Malgré les exigences, les étudiants appréciaient l’idée de pouvoir profiter de la soirée dans un contexte chaleureux. L’hôtel offrait un cadre magnifique pour débuter une nouvelle année. La passer avec ses copains paraissait tout aussi alléchant ainsi qu’en couple la nuit arrivée.
Une fois le repas terminé, les filles décidèrent de remonter dans leur chambre pour enfiler leurs maillots sous leurs vêtements et passer une tête dans les bassins extérieurs qui offraient une vue splendide sur la montagne.
Dans le couloir avant de se changer, elles tombèrent sur les garçons :
- Vous venez vous baigner avec nous ? proposa Faye, enjouée à l’idée de se bagarrer dans le bassin avec son apollon.
- 'Semble être une bonne idée, répondit Alex.
- Je ne suis pas certaine de vouloir être dans le bassin avec vous deux, lâcha Laure. Oh, je plaisante les enfants ! s’exclama-t-elle en voyant leurs têtes. Venez, tous autant que vous êtes ! Les garçons ? fit-elle à l’égard de Loyd et Sky, Kimi attendant derrière pour leur réponse.

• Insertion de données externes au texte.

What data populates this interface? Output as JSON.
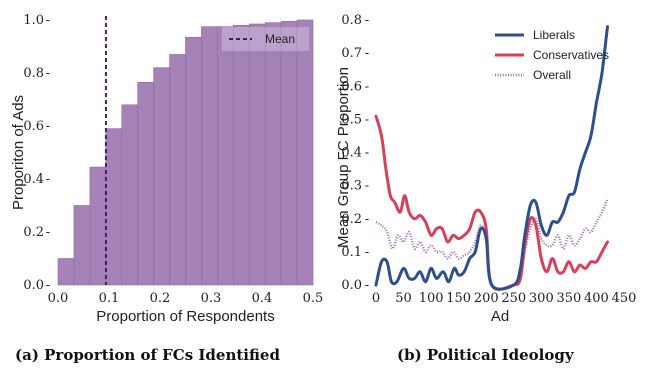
{
  "chart_data": [
    {
      "type": "bar",
      "xlabel": "Proportion of Respondents",
      "ylabel": "Proporiton of Ads",
      "caption": "(a) Proportion of FCs Identified",
      "xlim": [
        0.0,
        0.5
      ],
      "ylim": [
        0.0,
        1.0
      ],
      "xticks": [
        "0.0",
        "0.1",
        "0.2",
        "0.3",
        "0.4",
        "0.5"
      ],
      "yticks": [
        "0.0",
        "0.2",
        "0.4",
        "0.6",
        "0.8",
        "1.0"
      ],
      "bin_width": 0.03125,
      "bin_starts": [
        0.0,
        0.03125,
        0.0625,
        0.09375,
        0.125,
        0.15625,
        0.1875,
        0.21875,
        0.25,
        0.28125,
        0.3125,
        0.34375,
        0.375,
        0.40625,
        0.4375,
        0.46875
      ],
      "values": [
        0.1,
        0.3,
        0.445,
        0.59,
        0.68,
        0.765,
        0.82,
        0.87,
        0.935,
        0.975,
        0.975,
        0.98,
        0.985,
        0.99,
        0.995,
        1.0
      ],
      "bar_color": "#a583b8",
      "mean": 0.094,
      "mean_label": "Mean",
      "mean_color": "#4a1a6b",
      "grid": false,
      "legend_position": "top-right"
    },
    {
      "type": "line",
      "xlabel": "Ad",
      "ylabel": "Mean Group FC Proportion",
      "caption": "(b) Political Ideology",
      "xlim": [
        0,
        450
      ],
      "ylim": [
        0.0,
        0.8
      ],
      "xticks": [
        "0",
        "50",
        "100",
        "150",
        "200",
        "250",
        "300",
        "350",
        "400",
        "450"
      ],
      "yticks": [
        "0.0",
        "0.1",
        "0.2",
        "0.3",
        "0.4",
        "0.5",
        "0.6",
        "0.7",
        "0.8"
      ],
      "grid": false,
      "legend_position": "top-right",
      "series": [
        {
          "name": "Liberals",
          "color": "#2e4f8c",
          "style": "solid",
          "points": [
            [
              0,
              0.0
            ],
            [
              10,
              0.07
            ],
            [
              20,
              0.07
            ],
            [
              28,
              0.01
            ],
            [
              38,
              0.01
            ],
            [
              50,
              0.05
            ],
            [
              60,
              0.02
            ],
            [
              70,
              0.02
            ],
            [
              80,
              0.04
            ],
            [
              90,
              0.01
            ],
            [
              100,
              0.05
            ],
            [
              110,
              0.02
            ],
            [
              122,
              0.04
            ],
            [
              132,
              0.01
            ],
            [
              142,
              0.05
            ],
            [
              150,
              0.03
            ],
            [
              160,
              0.04
            ],
            [
              170,
              0.08
            ],
            [
              180,
              0.1
            ],
            [
              190,
              0.17
            ],
            [
              200,
              0.14
            ],
            [
              210,
              0.0
            ],
            [
              250,
              0.0
            ],
            [
              262,
              0.05
            ],
            [
              270,
              0.15
            ],
            [
              280,
              0.24
            ],
            [
              290,
              0.25
            ],
            [
              300,
              0.18
            ],
            [
              310,
              0.15
            ],
            [
              320,
              0.19
            ],
            [
              330,
              0.19
            ],
            [
              340,
              0.22
            ],
            [
              350,
              0.27
            ],
            [
              360,
              0.28
            ],
            [
              370,
              0.35
            ],
            [
              380,
              0.4
            ],
            [
              390,
              0.45
            ],
            [
              400,
              0.55
            ],
            [
              410,
              0.64
            ],
            [
              420,
              0.78
            ]
          ]
        },
        {
          "name": "Conservatives",
          "color": "#d6405a",
          "style": "solid",
          "points": [
            [
              0,
              0.51
            ],
            [
              10,
              0.45
            ],
            [
              18,
              0.35
            ],
            [
              26,
              0.27
            ],
            [
              34,
              0.25
            ],
            [
              44,
              0.22
            ],
            [
              52,
              0.27
            ],
            [
              60,
              0.22
            ],
            [
              70,
              0.2
            ],
            [
              80,
              0.21
            ],
            [
              90,
              0.19
            ],
            [
              100,
              0.15
            ],
            [
              110,
              0.17
            ],
            [
              120,
              0.17
            ],
            [
              130,
              0.13
            ],
            [
              140,
              0.15
            ],
            [
              150,
              0.14
            ],
            [
              160,
              0.15
            ],
            [
              170,
              0.17
            ],
            [
              180,
              0.22
            ],
            [
              190,
              0.22
            ],
            [
              200,
              0.17
            ],
            [
              210,
              0.0
            ],
            [
              250,
              0.0
            ],
            [
              262,
              0.02
            ],
            [
              270,
              0.12
            ],
            [
              280,
              0.2
            ],
            [
              290,
              0.18
            ],
            [
              300,
              0.08
            ],
            [
              310,
              0.04
            ],
            [
              320,
              0.08
            ],
            [
              330,
              0.04
            ],
            [
              340,
              0.04
            ],
            [
              350,
              0.07
            ],
            [
              360,
              0.04
            ],
            [
              370,
              0.06
            ],
            [
              380,
              0.05
            ],
            [
              390,
              0.07
            ],
            [
              400,
              0.07
            ],
            [
              410,
              0.1
            ],
            [
              420,
              0.13
            ]
          ]
        },
        {
          "name": "Overall",
          "color": "#9a6fb0",
          "style": "dotted",
          "points": [
            [
              0,
              0.19
            ],
            [
              10,
              0.18
            ],
            [
              20,
              0.16
            ],
            [
              30,
              0.11
            ],
            [
              40,
              0.15
            ],
            [
              50,
              0.13
            ],
            [
              60,
              0.16
            ],
            [
              70,
              0.11
            ],
            [
              80,
              0.13
            ],
            [
              90,
              0.1
            ],
            [
              100,
              0.12
            ],
            [
              110,
              0.1
            ],
            [
              120,
              0.1
            ],
            [
              130,
              0.08
            ],
            [
              140,
              0.1
            ],
            [
              150,
              0.08
            ],
            [
              160,
              0.09
            ],
            [
              170,
              0.1
            ],
            [
              180,
              0.13
            ],
            [
              190,
              0.18
            ],
            [
              200,
              0.14
            ],
            [
              210,
              0.0
            ],
            [
              250,
              0.0
            ],
            [
              262,
              0.03
            ],
            [
              270,
              0.1
            ],
            [
              280,
              0.17
            ],
            [
              290,
              0.2
            ],
            [
              300,
              0.14
            ],
            [
              310,
              0.12
            ],
            [
              320,
              0.12
            ],
            [
              330,
              0.15
            ],
            [
              340,
              0.11
            ],
            [
              350,
              0.15
            ],
            [
              360,
              0.12
            ],
            [
              370,
              0.14
            ],
            [
              380,
              0.17
            ],
            [
              390,
              0.16
            ],
            [
              400,
              0.19
            ],
            [
              410,
              0.22
            ],
            [
              420,
              0.26
            ]
          ]
        }
      ]
    }
  ]
}
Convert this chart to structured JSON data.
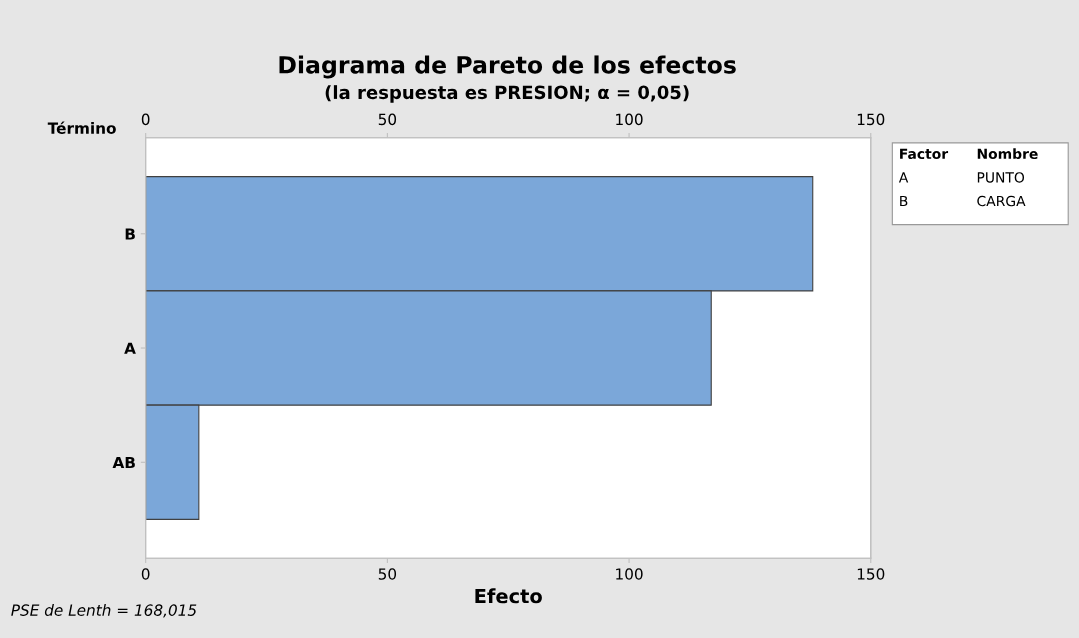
{
  "chart_data": {
    "type": "bar",
    "orientation": "horizontal",
    "title": "Diagrama de Pareto de los efectos",
    "subtitle": "(la respuesta es PRESION; α = 0,05)",
    "xlabel": "Efecto",
    "ylabel": "Término",
    "categories": [
      "B",
      "A",
      "AB"
    ],
    "values": [
      138,
      117,
      11
    ],
    "color": "#7ba7d9",
    "xlim": [
      0,
      150
    ],
    "xticks": [
      0,
      50,
      100,
      150
    ],
    "x2lim": [
      0,
      150
    ],
    "x2ticks": [
      0,
      50,
      100,
      150
    ],
    "grid": false,
    "legend": false,
    "annotations": [
      "PSE de Lenth = 168,015",
      "Factor",
      "Nombre",
      "A",
      "PUNTO",
      "B",
      "CARGA"
    ]
  }
}
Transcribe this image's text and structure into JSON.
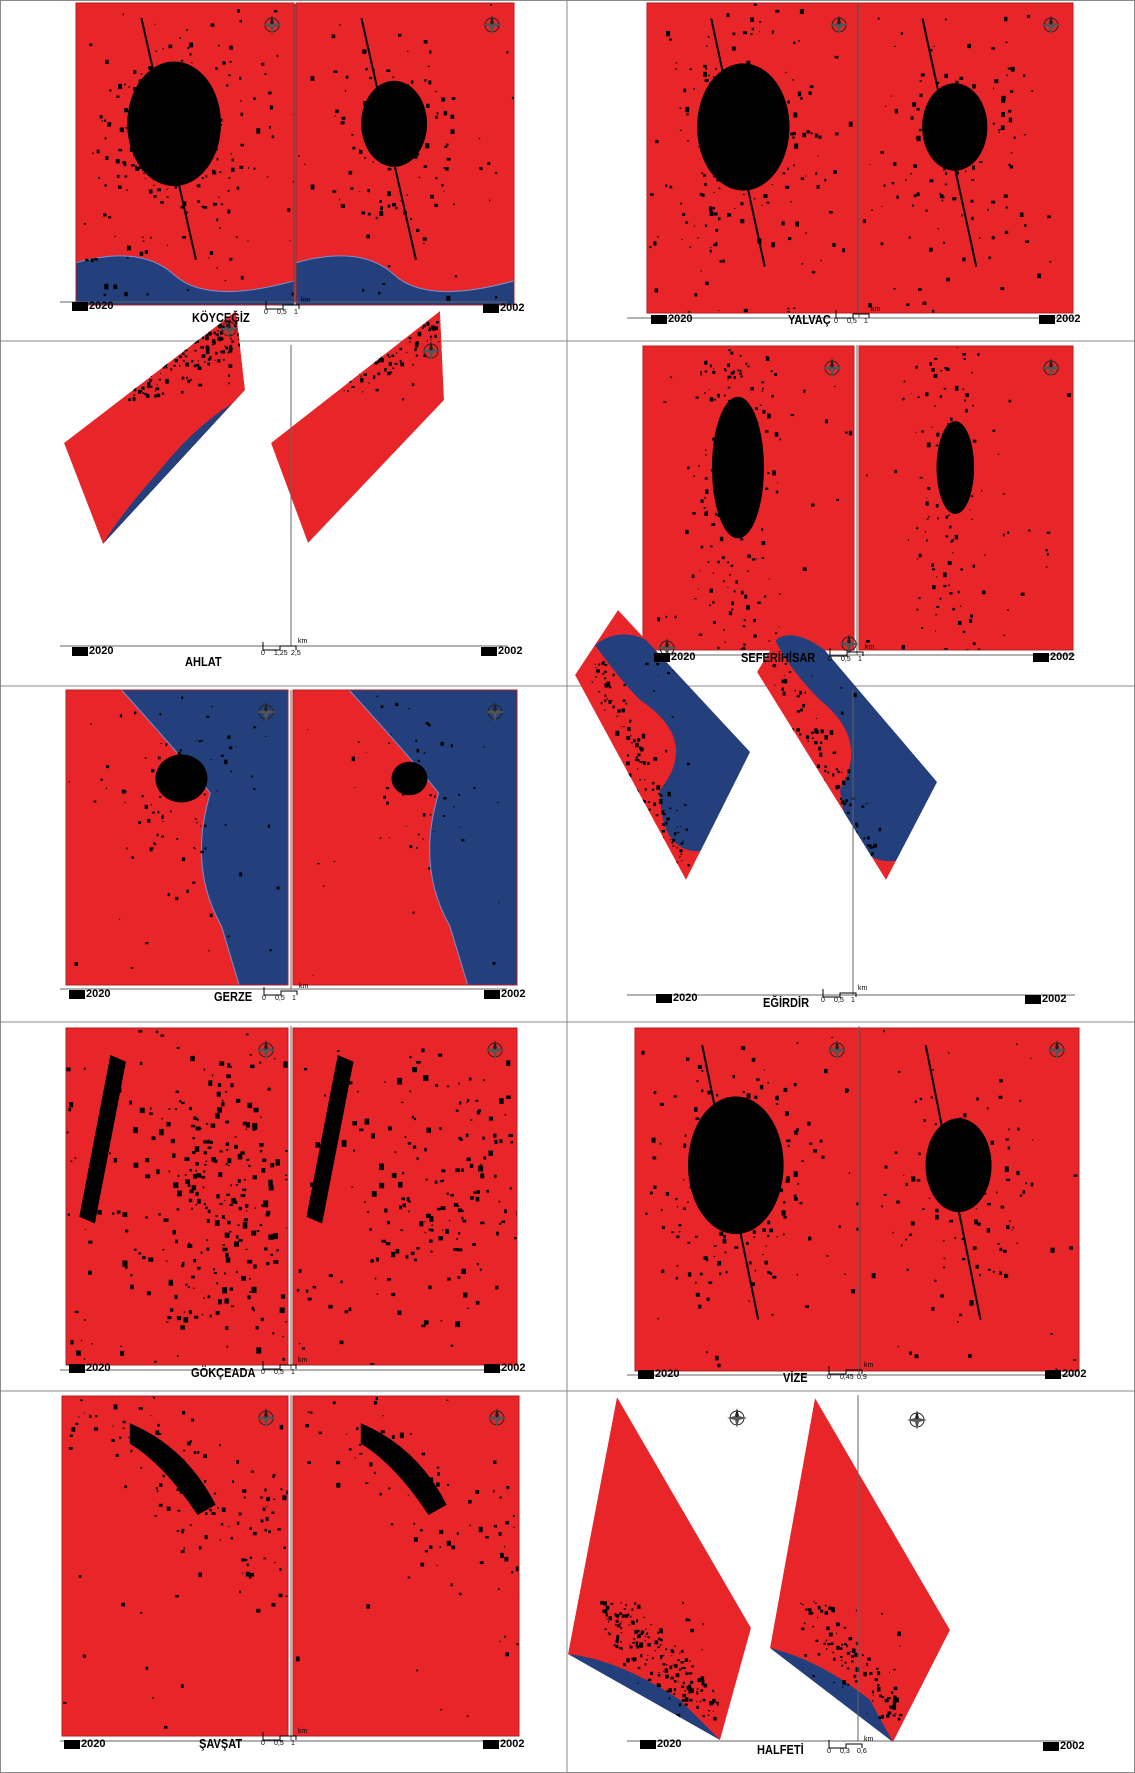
{
  "figure": {
    "colors": {
      "urban": "#000000",
      "non_urban": "#e8262a",
      "water": "#233f7c",
      "water_alt": "#1a5fa8",
      "grid": "#8a8a8a"
    },
    "icons": [
      "north-arrow-icon"
    ],
    "legend": {
      "year_new": "2020",
      "year_old": "2002"
    },
    "panels": [
      {
        "id": "koycegiz",
        "name": "KÖYCEĞİZ",
        "scale": [
          "0",
          "0,5",
          "1"
        ],
        "unit": "km",
        "year_left": "2020",
        "year_right": "2002"
      },
      {
        "id": "yalvac",
        "name": "YALVAÇ",
        "scale": [
          "0",
          "0,5",
          "1"
        ],
        "unit": "km",
        "year_left": "2020",
        "year_right": "2002"
      },
      {
        "id": "ahlat",
        "name": "AHLAT",
        "scale": [
          "0",
          "1,25",
          "2,5"
        ],
        "unit": "km",
        "year_left": "2020",
        "year_right": "2002"
      },
      {
        "id": "seferihisar",
        "name": "SEFERİHİSAR",
        "scale": [
          "0",
          "0,5",
          "1"
        ],
        "unit": "km",
        "year_left": "2020",
        "year_right": "2002"
      },
      {
        "id": "gerze",
        "name": "GERZE",
        "scale": [
          "0",
          "0,5",
          "1"
        ],
        "unit": "km",
        "year_left": "2020",
        "year_right": "2002"
      },
      {
        "id": "egirdir",
        "name": "EĞİRDİR",
        "scale": [
          "0",
          "0,5",
          "1"
        ],
        "unit": "km",
        "year_left": "2020",
        "year_right": "2002"
      },
      {
        "id": "gokceada",
        "name": "GÖKÇEADA",
        "scale": [
          "0",
          "0,5",
          "1"
        ],
        "unit": "km",
        "year_left": "2020",
        "year_right": "2002"
      },
      {
        "id": "vize",
        "name": "VİZE",
        "scale": [
          "0",
          "0,45",
          "0,9"
        ],
        "unit": "km",
        "year_left": "2020",
        "year_right": "2002"
      },
      {
        "id": "savsat",
        "name": "ŞAVŞAT",
        "scale": [
          "0",
          "0,5",
          "1"
        ],
        "unit": "km",
        "year_left": "2020",
        "year_right": "2002"
      },
      {
        "id": "halfeti",
        "name": "HALFETİ",
        "scale": [
          "0",
          "0,3",
          "0,6"
        ],
        "unit": "km",
        "year_left": "2020",
        "year_right": "2002"
      }
    ]
  }
}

- Non pour moi, lâcha le brun, toujours de mauvaise humeur.
Loyd hésita un instant en voyant l’air déçu qui se dessinait sur le visage de Laure. Elle avait l’impression de pas avoir pu profiter du tout de lui durant le voyage. Elle ne réussit pas à lui cacher sa moue, mais Loyd décida tout de même de refuser l’invitation à contre cœur. Il préféra suivre son meilleur ami jusqu’à dans leur chambre.
En voyant ce dernier s’affaler dans le lit, capuche sur la tête, Loyd s’appuya contre un mur et le fixa.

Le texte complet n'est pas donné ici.